900 Watt Solar with 3,000 Watt Inverter

 

This customer’s existing set up included a single 200 watt solar panel with a single 12 volt AGM battery to run an entire 36 foot fifth wheel trailer. There was a cheap solar charge controller that came with the trailer that was non-programmable. They did have an on-board generator, but didn’t want to run it just to make coffee or watch television.

The Problem With Their Old Setup

For a 36 foot fifth wheel trailer, a single 12 volt AGM battery was highly insufficient. The customer wanted enough battery power to watch TV, run cooking appliances, run fans, lights, water pump, to last throughout a weekend of camping. The single 200 watt solar panel is only enough to keep the battery charged while in storage.

My Solution

I had the customer purchase two 100 amp hour lithium batteries direct from BattleBorn. I installed two 350 watt, residential grade, solar panels, and wired them into a Victron MPPT 100/50 solar charge controller. I left the existing 200 watt solar panel, upgraded the charge controller to a Victron 75/15 MPPT. I then programmed the two controllers to work together to give the customer a total of 900 watts of solar, all going into their new BattleBorn lithium batteries.

I left their existing AGM battery in place and wired it up as a start battery for their on-board generator. I added a Cyrix battery combiner to it so that it could get charged by solar.

In addition, I added a manual main-disconnect that allowed the customer to disconnect the battery system, mostly when the trailer is in storage.

I installed a Victron Mutiplus 3,000 watt hybrid-inverter to run one-leg of the trailer. This allows use of microwave, AC and wall outlets for both TVs, bathroom, kitchen and exterior from battery power. This set up has the capacity to run their air conditioning off of battery for up 90 minutes.This system as programmed will just work.

Technical Information

There is redundancy for temp and voltage for the Lithium battery. If the battery is ever depleted, the inverter disconnects @ 11v, the 12v side of coach disconnects at 10.5v,  BattleBorn BMS disconnects at 10v. The dedicated start battery disconnects at 12.6v leaving it fully charged to start the generator. The Converter can put 40A into battery and is retired but operational.
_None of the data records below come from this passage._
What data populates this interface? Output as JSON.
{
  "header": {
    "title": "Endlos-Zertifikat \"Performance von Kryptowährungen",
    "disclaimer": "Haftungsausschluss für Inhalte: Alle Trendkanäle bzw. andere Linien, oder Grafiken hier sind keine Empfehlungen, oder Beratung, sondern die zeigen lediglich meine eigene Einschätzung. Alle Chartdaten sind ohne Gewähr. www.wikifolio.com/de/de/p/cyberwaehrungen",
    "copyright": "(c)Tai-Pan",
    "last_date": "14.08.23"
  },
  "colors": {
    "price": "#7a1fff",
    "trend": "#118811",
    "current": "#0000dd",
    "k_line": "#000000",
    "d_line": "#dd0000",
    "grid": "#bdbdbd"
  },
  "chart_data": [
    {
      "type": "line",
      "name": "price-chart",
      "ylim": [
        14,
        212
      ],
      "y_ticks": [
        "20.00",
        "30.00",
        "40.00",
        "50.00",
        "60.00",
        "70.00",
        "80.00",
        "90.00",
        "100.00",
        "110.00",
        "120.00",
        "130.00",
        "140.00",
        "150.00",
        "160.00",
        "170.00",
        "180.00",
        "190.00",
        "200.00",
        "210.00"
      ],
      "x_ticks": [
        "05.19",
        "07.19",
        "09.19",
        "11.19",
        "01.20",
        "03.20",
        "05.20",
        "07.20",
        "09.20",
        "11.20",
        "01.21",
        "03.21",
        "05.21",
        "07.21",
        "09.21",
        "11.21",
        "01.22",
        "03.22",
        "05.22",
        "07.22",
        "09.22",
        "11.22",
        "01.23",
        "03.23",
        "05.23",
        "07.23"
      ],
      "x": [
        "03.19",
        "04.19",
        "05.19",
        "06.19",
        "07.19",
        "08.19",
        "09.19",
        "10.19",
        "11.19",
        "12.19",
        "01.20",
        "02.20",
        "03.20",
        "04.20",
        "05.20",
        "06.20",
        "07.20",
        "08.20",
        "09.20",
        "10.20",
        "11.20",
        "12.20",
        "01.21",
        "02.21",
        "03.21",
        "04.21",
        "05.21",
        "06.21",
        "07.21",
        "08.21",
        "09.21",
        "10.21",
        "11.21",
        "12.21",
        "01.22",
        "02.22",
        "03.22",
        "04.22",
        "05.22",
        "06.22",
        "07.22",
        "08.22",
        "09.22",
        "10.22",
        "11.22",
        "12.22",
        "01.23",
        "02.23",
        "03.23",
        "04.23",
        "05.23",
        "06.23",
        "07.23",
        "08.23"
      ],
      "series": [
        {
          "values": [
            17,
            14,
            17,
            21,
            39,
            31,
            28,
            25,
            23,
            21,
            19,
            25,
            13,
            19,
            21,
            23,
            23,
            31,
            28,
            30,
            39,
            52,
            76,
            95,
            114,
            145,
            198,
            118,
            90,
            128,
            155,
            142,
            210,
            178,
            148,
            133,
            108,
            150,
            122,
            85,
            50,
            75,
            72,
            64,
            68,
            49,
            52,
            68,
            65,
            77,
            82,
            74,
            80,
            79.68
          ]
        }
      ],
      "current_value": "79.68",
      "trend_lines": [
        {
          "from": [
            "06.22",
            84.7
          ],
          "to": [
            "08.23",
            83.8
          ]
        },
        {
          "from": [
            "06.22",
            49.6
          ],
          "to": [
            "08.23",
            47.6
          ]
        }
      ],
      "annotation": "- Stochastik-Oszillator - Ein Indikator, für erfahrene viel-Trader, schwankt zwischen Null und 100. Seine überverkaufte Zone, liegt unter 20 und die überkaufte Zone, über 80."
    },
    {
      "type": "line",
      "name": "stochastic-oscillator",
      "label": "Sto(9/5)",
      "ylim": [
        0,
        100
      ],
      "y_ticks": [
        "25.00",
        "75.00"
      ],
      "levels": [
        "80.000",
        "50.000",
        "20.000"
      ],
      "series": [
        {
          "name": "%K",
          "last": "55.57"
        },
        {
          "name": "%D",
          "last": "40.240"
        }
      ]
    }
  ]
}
The charger section of the inverter can put 120A into the battery from generator/shore power.

When plugged into shore power both legs of the trailer get 50A each. When the generator runs each leg still gets ~23A and the inverter can use solar and battery to add 25A to its leg in the RV. When the trailer is without power, the inverter can supply surges up to 50A to the one leg of the trailer.